DuPont News, April 19, 2012

 

This quarter's achievements resulted from strong earnings growth in Agriculture and Performance Chemicals and income from a prior-year acquisition.

  • Segment pre-tax operating income (PTOI), excluding significant items, increased $252 million, or 12% versus 2011, principally due to Agriculture, Performance Chemicals and the benefit of prior-year acquisitions in Nutrition & Health and Industrial Biosciences.
  • Agriculture delivered 16% higher sales and an 18% increase in pre-tax operating income, excluding significant items, versus last year’s first quarter. This reflects strong global business performance and an early start to the North American and European selling seasons.
  • The company’s productivity initiatives continued on track with improvements of approximately $100 million each for fixed costs and working capital.
  • DuPont reaffirmed its full-year earnings outlook range of $4.20 to $4.40 per share, which represents 7 to 12% growth versus 2011, excluding significant items.

 

First quarter 2012 consolidated net sales of $11.2 billion were 12% higher than the prior year, including 7% attributable to portfolio changes. Local prices were 8% higher with increases in all regions. The 2% decline in total company volume principally reflects strong Agriculture segment volume gains in all regions offset by lower volume for most segments in Asia. The table below shows regional sales and variances versus the first quarter 2011.

1Q 2012 regional sales higher than previous year.

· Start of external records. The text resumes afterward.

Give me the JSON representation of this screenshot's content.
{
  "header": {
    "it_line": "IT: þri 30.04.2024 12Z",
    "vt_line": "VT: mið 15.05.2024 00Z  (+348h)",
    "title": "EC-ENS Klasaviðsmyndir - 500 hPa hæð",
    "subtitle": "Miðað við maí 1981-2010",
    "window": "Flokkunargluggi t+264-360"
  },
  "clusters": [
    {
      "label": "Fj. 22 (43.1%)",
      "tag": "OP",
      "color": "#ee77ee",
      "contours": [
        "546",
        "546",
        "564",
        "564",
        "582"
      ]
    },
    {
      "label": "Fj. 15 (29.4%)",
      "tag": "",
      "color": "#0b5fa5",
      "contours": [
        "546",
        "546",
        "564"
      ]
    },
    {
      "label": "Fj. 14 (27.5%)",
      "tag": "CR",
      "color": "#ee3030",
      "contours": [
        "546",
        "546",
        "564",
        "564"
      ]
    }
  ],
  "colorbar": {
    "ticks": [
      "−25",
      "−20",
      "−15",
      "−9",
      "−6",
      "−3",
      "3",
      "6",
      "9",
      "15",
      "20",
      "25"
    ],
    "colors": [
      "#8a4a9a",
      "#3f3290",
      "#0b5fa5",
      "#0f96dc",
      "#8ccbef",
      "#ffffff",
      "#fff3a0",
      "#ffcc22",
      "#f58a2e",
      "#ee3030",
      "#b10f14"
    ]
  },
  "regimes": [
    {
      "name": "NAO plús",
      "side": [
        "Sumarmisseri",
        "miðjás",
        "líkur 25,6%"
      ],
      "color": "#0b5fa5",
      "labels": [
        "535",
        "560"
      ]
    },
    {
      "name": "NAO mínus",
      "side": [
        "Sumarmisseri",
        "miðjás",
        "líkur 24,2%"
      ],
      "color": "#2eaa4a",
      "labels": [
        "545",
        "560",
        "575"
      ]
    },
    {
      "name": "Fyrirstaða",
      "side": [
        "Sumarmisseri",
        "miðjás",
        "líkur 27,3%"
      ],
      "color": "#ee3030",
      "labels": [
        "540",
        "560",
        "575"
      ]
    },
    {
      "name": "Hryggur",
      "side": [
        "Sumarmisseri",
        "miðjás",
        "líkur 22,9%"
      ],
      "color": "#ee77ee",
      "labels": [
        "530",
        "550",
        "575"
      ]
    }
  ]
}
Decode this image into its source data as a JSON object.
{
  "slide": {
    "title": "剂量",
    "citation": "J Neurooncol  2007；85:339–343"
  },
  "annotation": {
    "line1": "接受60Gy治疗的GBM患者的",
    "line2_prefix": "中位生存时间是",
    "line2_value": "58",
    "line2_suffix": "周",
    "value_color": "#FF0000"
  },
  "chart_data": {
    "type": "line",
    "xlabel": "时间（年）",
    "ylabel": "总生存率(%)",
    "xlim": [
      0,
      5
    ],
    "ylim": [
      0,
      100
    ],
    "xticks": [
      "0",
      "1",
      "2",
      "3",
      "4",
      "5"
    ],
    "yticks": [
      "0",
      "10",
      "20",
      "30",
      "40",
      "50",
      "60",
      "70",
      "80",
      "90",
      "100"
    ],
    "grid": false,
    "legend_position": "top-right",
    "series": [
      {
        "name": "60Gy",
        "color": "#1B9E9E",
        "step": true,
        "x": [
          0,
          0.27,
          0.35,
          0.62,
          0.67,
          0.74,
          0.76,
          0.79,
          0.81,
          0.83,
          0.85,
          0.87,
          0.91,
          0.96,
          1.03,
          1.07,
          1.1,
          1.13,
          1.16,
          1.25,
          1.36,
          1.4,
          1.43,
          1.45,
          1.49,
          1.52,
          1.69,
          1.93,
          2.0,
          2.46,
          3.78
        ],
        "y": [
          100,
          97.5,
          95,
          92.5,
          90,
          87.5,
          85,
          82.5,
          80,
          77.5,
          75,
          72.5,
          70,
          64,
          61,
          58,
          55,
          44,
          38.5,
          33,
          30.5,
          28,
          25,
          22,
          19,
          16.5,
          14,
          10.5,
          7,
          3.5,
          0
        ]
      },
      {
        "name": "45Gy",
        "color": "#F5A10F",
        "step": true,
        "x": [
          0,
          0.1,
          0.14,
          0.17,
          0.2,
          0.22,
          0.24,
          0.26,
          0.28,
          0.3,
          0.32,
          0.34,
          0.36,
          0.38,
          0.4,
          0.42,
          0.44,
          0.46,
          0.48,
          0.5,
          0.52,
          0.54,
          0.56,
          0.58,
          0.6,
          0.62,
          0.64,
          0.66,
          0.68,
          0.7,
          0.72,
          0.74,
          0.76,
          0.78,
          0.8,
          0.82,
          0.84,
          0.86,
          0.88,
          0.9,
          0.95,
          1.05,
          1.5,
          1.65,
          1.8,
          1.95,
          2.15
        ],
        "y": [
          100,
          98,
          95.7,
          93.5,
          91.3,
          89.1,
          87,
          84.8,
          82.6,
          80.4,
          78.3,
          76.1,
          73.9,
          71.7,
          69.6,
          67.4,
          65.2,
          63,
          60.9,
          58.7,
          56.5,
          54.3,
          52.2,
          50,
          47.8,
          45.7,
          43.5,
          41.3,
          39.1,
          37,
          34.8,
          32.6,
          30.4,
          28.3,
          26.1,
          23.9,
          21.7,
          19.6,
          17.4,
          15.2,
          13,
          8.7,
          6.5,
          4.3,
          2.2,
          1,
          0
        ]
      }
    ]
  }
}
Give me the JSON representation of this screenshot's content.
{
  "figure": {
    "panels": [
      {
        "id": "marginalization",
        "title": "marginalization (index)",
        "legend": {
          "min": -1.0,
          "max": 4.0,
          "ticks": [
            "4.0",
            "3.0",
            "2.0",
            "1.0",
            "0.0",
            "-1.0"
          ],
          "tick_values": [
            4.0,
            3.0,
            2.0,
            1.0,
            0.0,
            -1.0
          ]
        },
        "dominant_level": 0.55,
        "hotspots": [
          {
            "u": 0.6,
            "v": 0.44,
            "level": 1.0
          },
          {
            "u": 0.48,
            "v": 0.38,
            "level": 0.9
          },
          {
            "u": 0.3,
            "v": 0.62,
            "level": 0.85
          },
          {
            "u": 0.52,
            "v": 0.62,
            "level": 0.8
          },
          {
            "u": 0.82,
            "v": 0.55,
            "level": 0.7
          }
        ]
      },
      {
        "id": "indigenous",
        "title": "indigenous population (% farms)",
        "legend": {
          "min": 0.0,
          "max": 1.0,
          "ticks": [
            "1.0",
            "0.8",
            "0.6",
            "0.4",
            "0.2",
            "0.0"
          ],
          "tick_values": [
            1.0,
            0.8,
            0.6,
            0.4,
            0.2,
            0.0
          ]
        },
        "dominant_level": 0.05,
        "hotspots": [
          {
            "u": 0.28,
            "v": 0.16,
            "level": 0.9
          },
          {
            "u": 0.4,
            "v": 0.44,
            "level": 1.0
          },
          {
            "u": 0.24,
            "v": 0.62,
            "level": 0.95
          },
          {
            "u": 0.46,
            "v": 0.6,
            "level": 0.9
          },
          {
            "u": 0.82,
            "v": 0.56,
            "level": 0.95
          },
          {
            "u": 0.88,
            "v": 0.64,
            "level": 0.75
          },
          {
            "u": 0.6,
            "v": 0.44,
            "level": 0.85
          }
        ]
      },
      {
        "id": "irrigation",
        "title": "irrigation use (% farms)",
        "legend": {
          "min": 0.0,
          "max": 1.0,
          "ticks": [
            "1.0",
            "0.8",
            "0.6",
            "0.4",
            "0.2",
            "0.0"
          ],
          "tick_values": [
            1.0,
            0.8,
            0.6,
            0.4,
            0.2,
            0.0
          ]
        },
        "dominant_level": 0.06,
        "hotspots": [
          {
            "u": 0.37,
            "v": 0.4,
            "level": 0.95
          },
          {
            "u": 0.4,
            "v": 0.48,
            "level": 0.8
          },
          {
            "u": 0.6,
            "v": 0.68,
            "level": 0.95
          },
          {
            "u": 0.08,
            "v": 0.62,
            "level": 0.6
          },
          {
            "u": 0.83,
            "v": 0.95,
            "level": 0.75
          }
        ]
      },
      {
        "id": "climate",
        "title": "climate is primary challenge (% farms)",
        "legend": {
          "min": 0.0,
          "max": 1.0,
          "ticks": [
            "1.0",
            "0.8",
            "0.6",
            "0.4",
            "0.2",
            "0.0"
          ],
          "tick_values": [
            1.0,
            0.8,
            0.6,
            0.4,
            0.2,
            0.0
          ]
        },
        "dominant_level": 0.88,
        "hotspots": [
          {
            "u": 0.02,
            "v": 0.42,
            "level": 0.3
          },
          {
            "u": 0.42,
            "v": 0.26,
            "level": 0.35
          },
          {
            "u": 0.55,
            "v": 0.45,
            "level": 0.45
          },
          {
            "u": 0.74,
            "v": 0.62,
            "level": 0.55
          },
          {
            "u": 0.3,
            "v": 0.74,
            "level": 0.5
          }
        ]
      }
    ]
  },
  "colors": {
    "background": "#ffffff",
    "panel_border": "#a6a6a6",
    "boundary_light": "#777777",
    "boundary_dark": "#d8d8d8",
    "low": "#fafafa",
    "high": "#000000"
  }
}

Net income attributable to DuPont for the first quarter 2012 was $1,488 million versus $1,431 million in the first quarter 2011. Excluding significant items, net income attributable to DuPont was $1,520 million versus $1,431 million in the prior year. The improvement principally reflects earnings growth in Agriculture and Performance Chemicals and income from a prior-year acquisition. Higher selling prices more than offset increased spending for sales, marketing and research and development, and higher costs for raw materials, energy and freight.